In the office sector, most companies in New York City are operating under a hybrid schedule. For example, most audience members at the show head into their offices at least two to three times a week, if not more.
Harry Kucharczyk, portfolio director of commercial leasing at New York City-based WeWork, said the flexible officer provider’s space in New York City is 72% leased, up from 60% last year.
“Our outlook is to double down on our key assets and start taking more space where we see opportunities,” said Kucharczyk. “Miami is a market, for example, where we’re 95% leased.”
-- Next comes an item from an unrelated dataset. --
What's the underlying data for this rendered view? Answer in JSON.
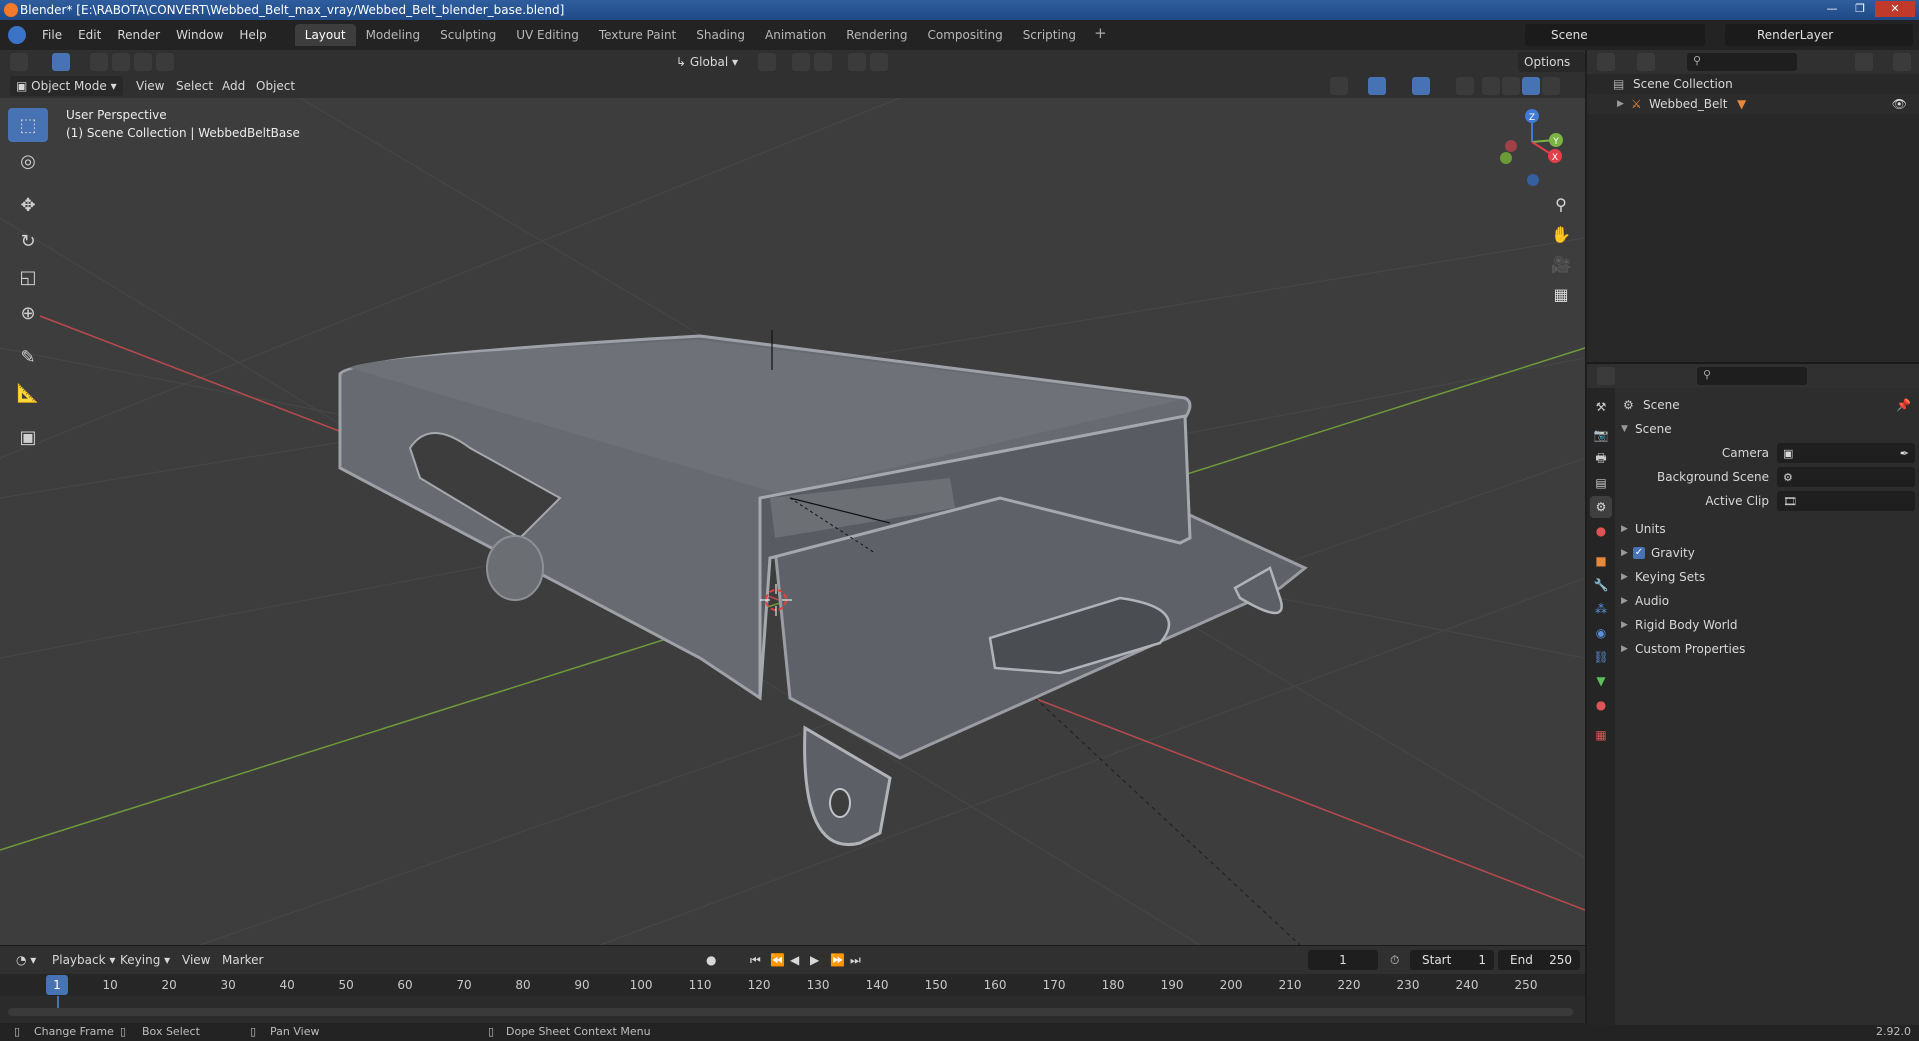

Despite the upbeat outlook, economic headwinds threaten to carve a dent in the office recovery, according to Eric Jassin, vice president of hotels and hospitality at Chicago-based JLL, a real estate services company. Interior office construction is active in the city, but Farmakis says new office construction remains muted.
“On the office side, tenants are deathly afraid of building because of the whole process,” said Farmakis. “The cost, the supply chain delays — I couldn’t believe how long it takes to build a simple office.”
For instance, New York’s Vornado Realty Trust recently hit pause on an 18 million-square-foot project in midtown Manhattan. On the firm’s most recent earnings call, Vornado CEO Steven Roth said capital markets are “making it almost impossible to build new.”
Meanwhile, activity in the hotel sector is beginning to ramp up, according to Jassin.
“Hotel business is busy,” said Jassin. “You’re seeing people in the city, airports, airport lounges, those kinds of things where travelers are coming in.”
Yet Jassin said it’s not clear whether the uptick is due to business or leisure travel. Some hotel owners reported that this recent rebound in travel is not enough to alleviate their default risks, according to the Wall Street Journal.
Financing remains a challenge for the industry, and “probably will be harder to get,” said David Zwang, executive managing director at Toronto-based Colliers, a real estate services company, during the session. Last month, Associated Builders and Contractors Chief Economist Anirban Basu said that contractors’ outlook may dim later this year as the cost of project financing continues to rise.
The availability of new debt in the capital markets has become a top issue for commercial development in 2023 and is still muting the strength of the recovery in the city.
“New York is back,” said Farmakis. “It’s just back in a different way.”